Kitap İstanbul'da tarihi Bizans kalıntılarından esinlenerek yapılan, Konstantiniyye Oteli'nin açılışı için gelen seçkin kişiler üzerinden kaleme alınmış. Bu açılışta bulunan davetliler ve çalışanlar farklı kültürden farklı insanlar. Açılış için gelen konukların masalarına misafir olup hikayeler dinliyoruz.
Livaneli, otelin açılışına davet edilen konuklardan yola çıkarak bütün İstanbul'a, sonra da tüm Türkiye'ye ayna tutmuş. Devlet kurumlarında dönen kirli işler, aşklar, acılar, kesişen yollar, Gezi Parkı olayları, Roboski olayı, İşid, Madımak olayı, mezhep farklılıkları, geçim sıkıntıları, hastalıklı düşünceler, hakim davaları, cinsel yönelim, sosyete, astral seyahat, menfaat, adalet, çarpık hayatlar, iktidar savaşı, kadın cinayetleri, zengin olma hırsından, başına sevda gelenlere kadar; Osmanlı, Roma, Bizans ile tarihi öğeler içererek, bütün bu konuları saf, çarpıcı, sade bir gerçeklikle insanların yüzüne vurmayı başarabilmiş.
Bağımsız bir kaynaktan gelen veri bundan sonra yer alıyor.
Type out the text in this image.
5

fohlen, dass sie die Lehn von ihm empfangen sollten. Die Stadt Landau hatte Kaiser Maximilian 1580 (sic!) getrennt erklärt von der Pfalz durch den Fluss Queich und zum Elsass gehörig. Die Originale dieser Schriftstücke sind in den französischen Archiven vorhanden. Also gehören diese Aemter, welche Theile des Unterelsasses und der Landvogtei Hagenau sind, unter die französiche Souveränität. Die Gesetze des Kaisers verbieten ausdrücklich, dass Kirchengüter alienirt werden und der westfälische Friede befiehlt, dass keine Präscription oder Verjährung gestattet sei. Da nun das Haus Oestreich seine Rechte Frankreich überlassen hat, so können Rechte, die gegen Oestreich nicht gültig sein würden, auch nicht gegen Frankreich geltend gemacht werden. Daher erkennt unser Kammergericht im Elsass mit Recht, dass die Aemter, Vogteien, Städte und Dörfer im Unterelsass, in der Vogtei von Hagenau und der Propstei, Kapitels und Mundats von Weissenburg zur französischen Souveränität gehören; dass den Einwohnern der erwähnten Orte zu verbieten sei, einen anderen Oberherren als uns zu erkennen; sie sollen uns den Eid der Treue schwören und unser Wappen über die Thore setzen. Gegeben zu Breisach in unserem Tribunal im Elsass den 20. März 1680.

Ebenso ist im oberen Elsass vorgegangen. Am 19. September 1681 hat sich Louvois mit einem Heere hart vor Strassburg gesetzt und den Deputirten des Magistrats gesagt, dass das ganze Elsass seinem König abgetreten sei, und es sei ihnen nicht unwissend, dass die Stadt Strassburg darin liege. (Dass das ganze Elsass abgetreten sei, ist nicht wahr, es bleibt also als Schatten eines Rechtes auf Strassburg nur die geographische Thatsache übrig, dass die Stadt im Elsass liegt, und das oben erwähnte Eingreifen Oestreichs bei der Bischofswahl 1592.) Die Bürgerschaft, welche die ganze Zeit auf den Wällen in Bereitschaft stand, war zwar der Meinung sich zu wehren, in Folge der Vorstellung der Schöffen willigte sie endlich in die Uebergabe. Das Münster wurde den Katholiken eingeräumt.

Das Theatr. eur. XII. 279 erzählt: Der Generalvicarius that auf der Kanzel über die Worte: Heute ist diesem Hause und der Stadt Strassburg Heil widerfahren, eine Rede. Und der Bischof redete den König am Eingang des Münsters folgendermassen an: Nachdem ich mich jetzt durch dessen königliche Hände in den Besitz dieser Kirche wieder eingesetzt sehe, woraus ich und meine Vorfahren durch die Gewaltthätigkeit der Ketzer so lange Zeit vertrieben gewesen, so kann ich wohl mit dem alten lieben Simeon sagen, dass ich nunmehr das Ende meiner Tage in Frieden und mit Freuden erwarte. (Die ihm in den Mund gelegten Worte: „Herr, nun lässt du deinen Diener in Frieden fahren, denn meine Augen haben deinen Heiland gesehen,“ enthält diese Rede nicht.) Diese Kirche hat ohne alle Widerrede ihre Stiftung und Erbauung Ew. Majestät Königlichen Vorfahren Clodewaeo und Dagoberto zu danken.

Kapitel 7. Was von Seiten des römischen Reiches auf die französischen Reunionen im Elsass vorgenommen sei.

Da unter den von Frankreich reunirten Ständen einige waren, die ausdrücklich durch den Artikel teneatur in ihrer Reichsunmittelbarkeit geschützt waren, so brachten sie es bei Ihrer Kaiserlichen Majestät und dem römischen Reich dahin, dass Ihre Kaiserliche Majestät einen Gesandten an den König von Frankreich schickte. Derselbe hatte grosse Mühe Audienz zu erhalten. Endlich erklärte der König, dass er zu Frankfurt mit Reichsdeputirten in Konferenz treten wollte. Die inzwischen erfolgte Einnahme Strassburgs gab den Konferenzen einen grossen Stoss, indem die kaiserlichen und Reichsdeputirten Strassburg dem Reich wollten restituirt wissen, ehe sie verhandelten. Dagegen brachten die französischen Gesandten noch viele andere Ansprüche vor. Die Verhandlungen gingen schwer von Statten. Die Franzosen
Birbirinden bağımsız insanlar, onların başlarından geçen olaylar ve hayatlarının bir kısmı. İstanbul'un tarihinde yaşananlar bu olayların aralarına serpiştiriliyor. Yazar bu kısa bölümlerden oluşan kitapta birçok konu hakkında eleştiriler yaparak düşüncelerini aktarıyor. Üzerinde bulunduğumuz bu coğrafya'nın gerçeklerini, tarihin asırlar boyunca nasıl tekerrürden ibaret olduğunu anlatıyor. Bence harika harmanlanmış bir hikaye. Dili sade ve akıcı. Zülfü Livaneli'nin diğer kitaplarında da olduğu gibi okuması kolay, keyifle okunan bir kitap.